Я очень люблю это место в Москве — между Сретенкой и Трубной улицей — тут между двумя переулками умещается порой буквально один дом, да и то с напрягом, как будто втискивается между ними. Дворы от этого тоже узкие, уютные, совсем небольшие и какие-то я бы сказал игрушечные.
Переулки спускаются вниз к Трубной улице довольно круто — что тоже необычно для Москвы. Удивительным образом здесь сохранились почти все старые дома (а если воткнули новые, то и они не портят общий вид, и как-то скромно пытаются мимикрировать под окружающее пространство).
Когда-то здесь находилась редакция журнала «Медведь», моего любимого средства массовой информации, и еще тут целых два театра — Школа драматического искусства, где когда-то ставил свои первые спектакли Дмитрий Крымов, и филиал театра Маяковского (так называемая сцена на Сретенке), где впервые в Москве поставили Тома Стоппарда («Розенкранц и Гильденстерн мертвы»).
Всегда — если я поворачиваю со Сретенки направо и иду вниз, меня охватывает удивительное ощущение — тихо.
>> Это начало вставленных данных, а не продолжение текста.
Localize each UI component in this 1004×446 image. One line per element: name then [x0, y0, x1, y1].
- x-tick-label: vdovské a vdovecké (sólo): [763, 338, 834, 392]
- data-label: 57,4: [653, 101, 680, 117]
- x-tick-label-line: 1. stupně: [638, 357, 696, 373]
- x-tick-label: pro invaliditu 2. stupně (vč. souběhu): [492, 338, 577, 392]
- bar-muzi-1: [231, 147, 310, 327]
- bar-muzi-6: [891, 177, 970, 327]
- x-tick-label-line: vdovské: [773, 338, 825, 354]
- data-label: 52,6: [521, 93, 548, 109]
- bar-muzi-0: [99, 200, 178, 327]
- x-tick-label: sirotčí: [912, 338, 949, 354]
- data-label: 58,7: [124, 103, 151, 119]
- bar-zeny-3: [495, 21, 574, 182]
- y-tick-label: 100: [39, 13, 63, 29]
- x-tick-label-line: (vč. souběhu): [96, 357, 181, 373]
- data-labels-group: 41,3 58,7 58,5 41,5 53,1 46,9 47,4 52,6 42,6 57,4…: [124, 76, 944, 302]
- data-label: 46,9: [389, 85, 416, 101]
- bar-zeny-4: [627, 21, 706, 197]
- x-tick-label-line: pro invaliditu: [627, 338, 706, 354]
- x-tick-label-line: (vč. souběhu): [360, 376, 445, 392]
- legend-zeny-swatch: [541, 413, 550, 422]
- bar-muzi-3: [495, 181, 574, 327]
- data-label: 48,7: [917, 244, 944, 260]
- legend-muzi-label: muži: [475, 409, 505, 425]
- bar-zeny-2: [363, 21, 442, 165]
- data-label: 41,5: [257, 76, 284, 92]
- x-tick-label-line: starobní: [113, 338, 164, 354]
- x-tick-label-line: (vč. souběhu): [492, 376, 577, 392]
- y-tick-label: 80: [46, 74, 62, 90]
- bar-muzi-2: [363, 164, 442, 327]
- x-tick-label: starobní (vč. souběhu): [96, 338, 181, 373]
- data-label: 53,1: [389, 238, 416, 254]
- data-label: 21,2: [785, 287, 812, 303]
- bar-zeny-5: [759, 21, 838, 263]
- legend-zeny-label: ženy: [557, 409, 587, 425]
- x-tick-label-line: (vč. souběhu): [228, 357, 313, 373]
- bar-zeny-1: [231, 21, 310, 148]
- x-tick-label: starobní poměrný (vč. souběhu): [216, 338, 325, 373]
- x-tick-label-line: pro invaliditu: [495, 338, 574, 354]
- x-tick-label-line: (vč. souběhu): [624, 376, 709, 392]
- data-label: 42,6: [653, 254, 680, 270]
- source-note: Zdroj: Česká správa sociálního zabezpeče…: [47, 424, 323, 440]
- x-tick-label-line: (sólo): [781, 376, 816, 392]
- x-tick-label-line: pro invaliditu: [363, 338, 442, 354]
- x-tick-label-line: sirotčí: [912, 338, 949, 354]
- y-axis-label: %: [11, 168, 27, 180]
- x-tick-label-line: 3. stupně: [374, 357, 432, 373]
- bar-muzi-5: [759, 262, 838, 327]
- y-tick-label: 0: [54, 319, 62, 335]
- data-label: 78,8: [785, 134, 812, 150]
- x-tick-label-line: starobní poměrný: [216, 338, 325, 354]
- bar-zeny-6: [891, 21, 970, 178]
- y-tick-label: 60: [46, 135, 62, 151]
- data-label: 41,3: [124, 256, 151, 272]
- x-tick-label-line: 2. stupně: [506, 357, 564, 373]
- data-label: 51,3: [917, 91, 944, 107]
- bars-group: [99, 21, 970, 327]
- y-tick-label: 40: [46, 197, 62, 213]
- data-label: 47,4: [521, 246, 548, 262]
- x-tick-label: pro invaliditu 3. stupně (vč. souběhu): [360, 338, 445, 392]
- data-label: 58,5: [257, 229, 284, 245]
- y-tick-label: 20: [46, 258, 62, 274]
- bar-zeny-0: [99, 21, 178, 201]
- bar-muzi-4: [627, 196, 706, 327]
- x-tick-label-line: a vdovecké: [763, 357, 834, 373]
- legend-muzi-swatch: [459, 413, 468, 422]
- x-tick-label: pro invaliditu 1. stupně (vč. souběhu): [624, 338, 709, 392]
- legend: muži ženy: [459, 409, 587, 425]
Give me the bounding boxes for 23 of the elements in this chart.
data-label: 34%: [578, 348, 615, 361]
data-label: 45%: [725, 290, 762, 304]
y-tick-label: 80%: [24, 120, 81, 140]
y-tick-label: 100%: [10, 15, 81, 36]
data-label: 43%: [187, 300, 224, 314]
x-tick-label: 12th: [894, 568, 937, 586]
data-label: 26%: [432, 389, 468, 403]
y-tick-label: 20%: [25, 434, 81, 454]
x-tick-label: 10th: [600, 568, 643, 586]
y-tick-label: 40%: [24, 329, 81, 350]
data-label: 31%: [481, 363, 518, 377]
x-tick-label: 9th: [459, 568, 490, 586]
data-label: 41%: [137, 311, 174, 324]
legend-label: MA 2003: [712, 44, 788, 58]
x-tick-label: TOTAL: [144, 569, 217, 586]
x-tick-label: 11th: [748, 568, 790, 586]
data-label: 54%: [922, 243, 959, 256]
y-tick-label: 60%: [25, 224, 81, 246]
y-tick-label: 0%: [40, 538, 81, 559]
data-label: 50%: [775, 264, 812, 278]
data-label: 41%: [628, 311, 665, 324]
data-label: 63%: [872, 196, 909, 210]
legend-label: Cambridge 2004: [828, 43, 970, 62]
Какая-то странная, небывалая для Москвы тишина.
Но я сейчас хочу рассказать о другом.
Вот также я шел по Большому Головину (так называется переулок) и поднял голову: передо мной висел гипсовый знак ОСОВИАХИМа: «Крепи оборону СССР!». На доме 11.
Он странный, он похож на какой-то зашифрованный масонский символ из романов Дэна Брауна — его вполне можно вставлять (а может уже и вставили) в детективный роман, в какой-то городской квест, и даже можно не искать в интернете, что, оказывается, такие знаки вешали только на дома, где все поголовно жители участвовали в сдаче нормативов ГТО (кидали гранату, бегали с противогазом, ползали по полосе препятствий), а хотя бы один из ста жителей — был награжден значком второй ступени.
Это и так понятно — страна готовилась к войне весело, бодро, только война эта предполагалась лишь на вражеской территории, и завершать ее хотели за пару месяцев. Сегодня эти знаки ОСОВИАХИМа (так тогда назывался ДОСААФ, а теперь и ту и другую абббревиатуру надо расшифровывать, никто из нынешних людей не знает, что это такое) — сохраняют московские реставраторы, их внесли в специальный реестр, и этот самый гипс 1930-х годов бережно шлифуют, лепят к нему отвалившиеся куски, восстанавливают, холят и лелеют.
Но я задумался о другом: хороши ли это, когда дома вот так разговаривают с нами?
Я, например, всегда подхожу к табличкам «Последнего адреса» на домах — мне интересно знать, кого из этого дома забрали среди ночи и увели на расстрел или на каторгу в 1930-е годы, когда все вокруг метали гранаты и бегали с противогазом, строили и занимались созидательным трудом. Как их звали, где они работали, какого были возраста эти люди.
Мне важно, кто тут жил.
Но дома, как правило, молчат. Есть в этом тоже какая-то своя правда.
Дома — они на то и дома, чтобы быть сдержанными и молчаливыми.